Etoposide is ‘valid’ alternative to doxorubicin in DLBCL patients with cardiac problems

Blood cancers

By Dave Levitan

15 Mar 2021

Etoposide is a feasible and well-tolerated alternative for doxorubicin in standard chemotherapy protocols in patients with diffuse large B-cell lymphoma (DLBCL) who cannot be treated with anthracyclines, researchers have concluded.

“For patients who are not candidates for anthracyclines, a key component in R-CHOP, R-CEOP represents a valid alternative that can be used in clinical practice and is associated with encouraging efficacy and cure in a substantial proportion of patients,” senior study author Prof Laurie Sehn, of the University of British Columbia, told the limbic.

In a study of 70 patients with newly diagnosed disease treated with R-CEOP, there was no significant difference in 10-year time to progression or disease-specific survival compared with 140 case-matched controls who had the standard R-CHOP regimen.

The 10-year overall survival was lower in the R-CEOP group (30% vs 49%) but this reflected the impact of underlying comorbidities and frailty of this group of patients, the Canadian researchers concluded in their paper in Blood Advances. 
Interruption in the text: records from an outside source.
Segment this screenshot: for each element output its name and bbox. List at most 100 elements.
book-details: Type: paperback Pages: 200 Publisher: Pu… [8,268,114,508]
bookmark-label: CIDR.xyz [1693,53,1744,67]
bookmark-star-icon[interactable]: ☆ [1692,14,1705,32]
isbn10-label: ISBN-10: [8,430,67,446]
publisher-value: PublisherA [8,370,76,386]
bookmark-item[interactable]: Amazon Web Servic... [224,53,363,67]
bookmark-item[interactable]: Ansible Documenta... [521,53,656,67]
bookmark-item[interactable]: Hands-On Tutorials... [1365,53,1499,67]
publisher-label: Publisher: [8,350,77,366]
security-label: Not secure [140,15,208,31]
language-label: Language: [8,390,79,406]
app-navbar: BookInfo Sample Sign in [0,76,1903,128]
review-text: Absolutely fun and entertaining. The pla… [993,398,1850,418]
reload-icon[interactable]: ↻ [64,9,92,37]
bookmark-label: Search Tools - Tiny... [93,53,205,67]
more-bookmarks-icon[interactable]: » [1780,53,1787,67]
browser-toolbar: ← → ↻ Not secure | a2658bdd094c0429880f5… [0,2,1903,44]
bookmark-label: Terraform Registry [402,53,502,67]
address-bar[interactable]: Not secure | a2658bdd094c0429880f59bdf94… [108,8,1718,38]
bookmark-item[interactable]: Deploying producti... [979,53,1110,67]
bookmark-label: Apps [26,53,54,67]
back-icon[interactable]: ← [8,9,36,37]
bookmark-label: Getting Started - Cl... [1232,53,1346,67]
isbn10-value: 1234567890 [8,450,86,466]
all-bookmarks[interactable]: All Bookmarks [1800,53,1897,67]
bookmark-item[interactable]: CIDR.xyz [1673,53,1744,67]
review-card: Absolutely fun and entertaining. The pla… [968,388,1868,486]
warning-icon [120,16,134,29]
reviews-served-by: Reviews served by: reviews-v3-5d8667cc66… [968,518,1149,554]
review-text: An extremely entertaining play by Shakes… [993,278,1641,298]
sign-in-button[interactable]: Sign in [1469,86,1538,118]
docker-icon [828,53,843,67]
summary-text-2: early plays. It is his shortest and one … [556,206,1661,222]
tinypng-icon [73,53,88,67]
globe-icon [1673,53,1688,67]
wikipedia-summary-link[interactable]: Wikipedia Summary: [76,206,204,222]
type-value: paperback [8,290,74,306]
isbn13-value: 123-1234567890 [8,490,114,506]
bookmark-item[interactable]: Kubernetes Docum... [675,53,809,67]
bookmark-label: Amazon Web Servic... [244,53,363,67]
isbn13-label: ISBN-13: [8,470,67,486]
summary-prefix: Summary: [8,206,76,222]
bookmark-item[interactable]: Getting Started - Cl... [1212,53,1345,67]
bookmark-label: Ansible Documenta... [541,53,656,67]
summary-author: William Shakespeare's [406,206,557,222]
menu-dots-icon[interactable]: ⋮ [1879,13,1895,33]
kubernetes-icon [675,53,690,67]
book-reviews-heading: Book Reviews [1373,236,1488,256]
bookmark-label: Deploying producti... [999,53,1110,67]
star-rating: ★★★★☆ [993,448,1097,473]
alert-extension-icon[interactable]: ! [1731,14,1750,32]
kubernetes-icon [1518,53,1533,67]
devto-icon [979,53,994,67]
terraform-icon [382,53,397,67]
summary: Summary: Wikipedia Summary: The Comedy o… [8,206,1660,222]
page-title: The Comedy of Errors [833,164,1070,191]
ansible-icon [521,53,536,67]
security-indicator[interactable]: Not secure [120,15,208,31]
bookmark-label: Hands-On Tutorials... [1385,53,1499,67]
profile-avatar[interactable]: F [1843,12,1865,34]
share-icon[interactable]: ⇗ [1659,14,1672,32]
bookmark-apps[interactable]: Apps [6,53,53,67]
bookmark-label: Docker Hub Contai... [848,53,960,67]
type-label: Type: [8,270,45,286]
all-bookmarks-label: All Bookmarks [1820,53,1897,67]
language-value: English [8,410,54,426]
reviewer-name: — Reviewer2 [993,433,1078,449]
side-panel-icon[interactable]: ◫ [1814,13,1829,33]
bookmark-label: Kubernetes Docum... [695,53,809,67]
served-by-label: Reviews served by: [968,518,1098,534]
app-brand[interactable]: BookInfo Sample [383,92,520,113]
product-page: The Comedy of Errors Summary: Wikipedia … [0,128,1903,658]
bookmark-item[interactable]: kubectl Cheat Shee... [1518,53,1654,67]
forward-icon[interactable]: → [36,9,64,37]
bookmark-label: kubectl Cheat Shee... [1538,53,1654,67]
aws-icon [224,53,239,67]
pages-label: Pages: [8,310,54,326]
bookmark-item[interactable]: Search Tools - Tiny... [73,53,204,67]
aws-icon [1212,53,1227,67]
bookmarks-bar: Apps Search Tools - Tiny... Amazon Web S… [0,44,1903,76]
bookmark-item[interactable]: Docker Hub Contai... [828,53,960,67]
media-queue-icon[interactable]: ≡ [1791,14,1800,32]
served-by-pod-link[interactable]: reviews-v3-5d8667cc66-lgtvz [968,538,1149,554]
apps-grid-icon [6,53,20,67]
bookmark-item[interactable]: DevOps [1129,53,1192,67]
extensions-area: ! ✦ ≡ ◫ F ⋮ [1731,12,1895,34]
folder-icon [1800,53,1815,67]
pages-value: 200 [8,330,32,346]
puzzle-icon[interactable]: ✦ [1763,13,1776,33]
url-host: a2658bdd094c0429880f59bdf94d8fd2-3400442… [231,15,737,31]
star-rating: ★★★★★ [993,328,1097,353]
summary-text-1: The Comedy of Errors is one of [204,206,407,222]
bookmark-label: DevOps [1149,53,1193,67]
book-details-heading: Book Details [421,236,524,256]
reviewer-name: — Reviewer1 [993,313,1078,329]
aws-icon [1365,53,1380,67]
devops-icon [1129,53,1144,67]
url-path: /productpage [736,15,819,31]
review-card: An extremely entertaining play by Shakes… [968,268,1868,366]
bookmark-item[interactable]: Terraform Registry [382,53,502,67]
Overall, the study showed that R-CEOP was a useful treatment alternative in patients in whom doxorubicin was contraindicated because of a pre-existing cardiac condition, other comorbidities, or because they had previously been treated with an anthracycline for another cancer.

Because most patients with DLBCL were older when diagnosed, a substantial number were not candidates for the standard R-CHOP regimen because of these other health issues. But etoposide has proven efficacy in non-Hodgkin lymphoma and importantly does not induce cardiac toxicity, the researchers said.

In all, 90% of the patients receiving R-CEOP in the study had a cardiac contraindication.

Some patients on the alternative regimen did receive partial treatment with anthracyclines but they appeared to have a similar outcome compared with those who received no anthracycline therapy at all.

While the study was not powered to definitively compare the efficacy of the two treatment options, after a median follow-up of more than 12 years, long-term disease control with R-CEOP was relatively high “suggesting that a significant proportion of patients may be cured by this combination,” the researchers concluded.

“The availability of an alternative regimen with curative potential in patients who cannot receive the current standard of care is important, as these patients represent an ongoing challenge frequently encountered in clinical practice,” Prof Sehn said.